ABSTRACT

A common problem faced while handling multi-featured datasets is the high amount of dimensionality that they often consist of, leading to barriers in generalized hands-on machine learning. These datasets also give a drastic impact on the performance of machine learning algorithms, being memory inefficient and frequently leading to model overfitting. It often becomes difficult to visualize or gain insightful knowledge on the data features such as presence of outliers.

This chapter will help data analysts reduce data dimensionality using various methodologies such as:

Feature Selection using Covariance Matrix

t-distributed Stochastic Neighbour Embedding (t-SNE)

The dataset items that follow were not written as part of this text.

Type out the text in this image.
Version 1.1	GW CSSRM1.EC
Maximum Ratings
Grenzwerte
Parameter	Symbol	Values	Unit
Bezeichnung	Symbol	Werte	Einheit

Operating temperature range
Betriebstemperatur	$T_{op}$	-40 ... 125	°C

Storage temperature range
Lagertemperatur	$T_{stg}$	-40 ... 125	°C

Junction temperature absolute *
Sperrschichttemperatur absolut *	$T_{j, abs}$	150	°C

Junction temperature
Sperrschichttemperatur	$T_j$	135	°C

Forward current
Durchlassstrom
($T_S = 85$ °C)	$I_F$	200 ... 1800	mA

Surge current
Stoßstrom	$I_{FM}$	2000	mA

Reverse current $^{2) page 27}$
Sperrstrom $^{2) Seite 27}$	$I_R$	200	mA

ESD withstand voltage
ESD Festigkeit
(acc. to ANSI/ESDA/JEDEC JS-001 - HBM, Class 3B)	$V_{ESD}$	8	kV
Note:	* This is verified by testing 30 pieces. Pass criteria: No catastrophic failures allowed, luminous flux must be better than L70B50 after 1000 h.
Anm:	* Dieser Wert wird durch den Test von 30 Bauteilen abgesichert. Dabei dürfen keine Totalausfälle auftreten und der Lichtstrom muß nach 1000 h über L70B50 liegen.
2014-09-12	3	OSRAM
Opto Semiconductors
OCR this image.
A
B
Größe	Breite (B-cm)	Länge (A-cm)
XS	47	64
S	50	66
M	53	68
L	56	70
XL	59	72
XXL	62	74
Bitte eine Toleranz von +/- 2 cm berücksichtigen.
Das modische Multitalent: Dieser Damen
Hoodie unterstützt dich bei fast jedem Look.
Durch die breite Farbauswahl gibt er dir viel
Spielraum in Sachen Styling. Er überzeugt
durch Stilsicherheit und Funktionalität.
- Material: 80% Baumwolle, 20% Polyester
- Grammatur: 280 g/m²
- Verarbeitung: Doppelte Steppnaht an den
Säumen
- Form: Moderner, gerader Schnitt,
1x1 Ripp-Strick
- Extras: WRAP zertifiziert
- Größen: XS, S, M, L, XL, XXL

Principal Component Analysis (PCA)

Under applications of Dimensionality Reduction Algorithms with Visualizations, firstly, we introduce the Boston Housing Dataset and use the Correlation Matrix to apply Feature Selection on the strongly correlated data and perform Simple Linear Regression over the new features. Then we apply t-SNE to MNIST Handwritten Digits Dataset and use k-Nearest Neighbors (kNNs) clustering for classification. Lastly, we use the UCI Breast Cancer Dataset to perform PCA Analysis with Support Vector Machine (SVM) Classification. Finally, we explore the benefits of using Dimensionality Reduction Methods and provide a comprehensive overview of reduction in storage space, efficient models, feature selection guidelines, redundant data removal, and outlier analysis.